Written by Patrick Nachtsheim, Legal Extern
What is a patent?
A patent occurs when the federal government, in exchange for the complete disclosure of an invention, gives an inventor a set of exclusive property rights for an invention for a definite period of time. These rights are not normal property rights. A patent does not mean you are entitled to manufacture, sell, use, or import your specific invention, rather a patent gives you the “right of exclusion” over an invention. A right of exclusion enables you to exclude others from manufacturing, selling, using, or importing your specific invention.
Patent rights only surround your specific invention and the claims in the patent. Patent claims define exactly what the patent covers, and your patent rights only apply to the claims in your patent. This means that if you develop an improvement to a car engine and you receive a patent on that improvement, your rights only involve that specific improvement and not the entire engine. To see what a particular patent protects you can look to the claims. Again, these claims are your actual rights. The accompanying specification and drawings merely supplement the claims and flesh out what the claims mean but do not impart property rights. There are two (2) types of patents: utility patents and design patents. Utility patents are what normally come to mind when thinking of patents. Utility patents cover the way an article is used and works, while design patents cover the appearance of an article, similar to trade dress. Just as the two types of patents cover various protectable elements of an invention, the two types also receive varying lengths of protection: utility patents receive twenty (20) years of protection from the date of application, but design patents only receive fifteen (15) years from the date of application.
What is infringement?
Federal statute defines patent infringement to be an activity that occurs when anyone, without authority, makes, uses, offers to sell, sells, or imports a patented invention. Infringement can be determined by comparing the allegedly infringing article to the claims of a patent. If the article falls within one of those claims it constitutes infringement.

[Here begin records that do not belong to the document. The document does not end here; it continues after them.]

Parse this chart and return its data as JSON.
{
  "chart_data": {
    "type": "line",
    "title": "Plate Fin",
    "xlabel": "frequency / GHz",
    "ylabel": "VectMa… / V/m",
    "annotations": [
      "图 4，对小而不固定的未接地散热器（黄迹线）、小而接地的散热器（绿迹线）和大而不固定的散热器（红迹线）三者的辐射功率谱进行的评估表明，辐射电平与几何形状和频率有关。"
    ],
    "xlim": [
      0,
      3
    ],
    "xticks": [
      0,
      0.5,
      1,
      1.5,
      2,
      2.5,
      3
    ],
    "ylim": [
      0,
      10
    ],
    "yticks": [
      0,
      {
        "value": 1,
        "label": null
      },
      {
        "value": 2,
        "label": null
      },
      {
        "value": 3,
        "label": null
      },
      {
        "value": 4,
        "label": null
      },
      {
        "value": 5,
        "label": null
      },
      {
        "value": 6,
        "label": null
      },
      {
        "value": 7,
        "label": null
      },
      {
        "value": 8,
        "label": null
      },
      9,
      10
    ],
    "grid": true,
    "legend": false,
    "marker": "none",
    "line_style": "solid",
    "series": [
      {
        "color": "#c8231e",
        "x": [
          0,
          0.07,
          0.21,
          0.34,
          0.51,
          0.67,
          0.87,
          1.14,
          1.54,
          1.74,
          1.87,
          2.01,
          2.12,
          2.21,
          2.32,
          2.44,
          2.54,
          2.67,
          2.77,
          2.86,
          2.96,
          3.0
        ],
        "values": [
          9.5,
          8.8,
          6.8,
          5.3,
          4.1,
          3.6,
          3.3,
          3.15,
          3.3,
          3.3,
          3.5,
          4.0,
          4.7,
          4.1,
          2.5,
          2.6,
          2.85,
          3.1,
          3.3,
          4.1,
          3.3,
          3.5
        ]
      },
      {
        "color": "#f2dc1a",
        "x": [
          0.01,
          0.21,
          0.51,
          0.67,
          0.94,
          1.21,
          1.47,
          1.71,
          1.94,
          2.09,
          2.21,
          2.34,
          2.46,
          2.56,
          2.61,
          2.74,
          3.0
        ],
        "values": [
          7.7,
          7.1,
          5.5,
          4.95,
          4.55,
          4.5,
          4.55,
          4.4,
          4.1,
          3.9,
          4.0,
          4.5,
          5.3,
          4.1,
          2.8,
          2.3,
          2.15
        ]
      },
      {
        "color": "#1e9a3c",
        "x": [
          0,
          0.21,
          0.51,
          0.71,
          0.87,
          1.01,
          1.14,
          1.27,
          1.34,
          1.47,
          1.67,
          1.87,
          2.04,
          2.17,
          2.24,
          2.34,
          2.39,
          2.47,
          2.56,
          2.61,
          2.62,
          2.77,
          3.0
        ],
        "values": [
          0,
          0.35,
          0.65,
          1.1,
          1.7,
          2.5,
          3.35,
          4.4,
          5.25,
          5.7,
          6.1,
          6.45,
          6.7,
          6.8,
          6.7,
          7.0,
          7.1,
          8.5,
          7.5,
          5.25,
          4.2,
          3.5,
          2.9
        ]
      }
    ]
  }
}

If someone infringes upon your patent it is important to go speak with an attorney as soon as possible after discovering the infringement. An attorney will likely recommend one of two options, either a cease and desist letter or to bring suit against the opposing party. These are difficult decisions to make and require extensive financial and time commitments. Therefore, attorney assistance is highly recommended.
Do I have to do anything once I receive my patent?
The work is not done after you get your application published, it is important to maintain your patent. You must pay the USPTO maintenance fees at three and one-half (3.5), seven and one-half (7.5), and eleven and one-half (11.5) years after the issuance of your patent. You also need to stay vigilant and up-to-date in the area of your patent and monitor for potential infringements. Now that you are aware of what rights patents impart on you, go out and invent!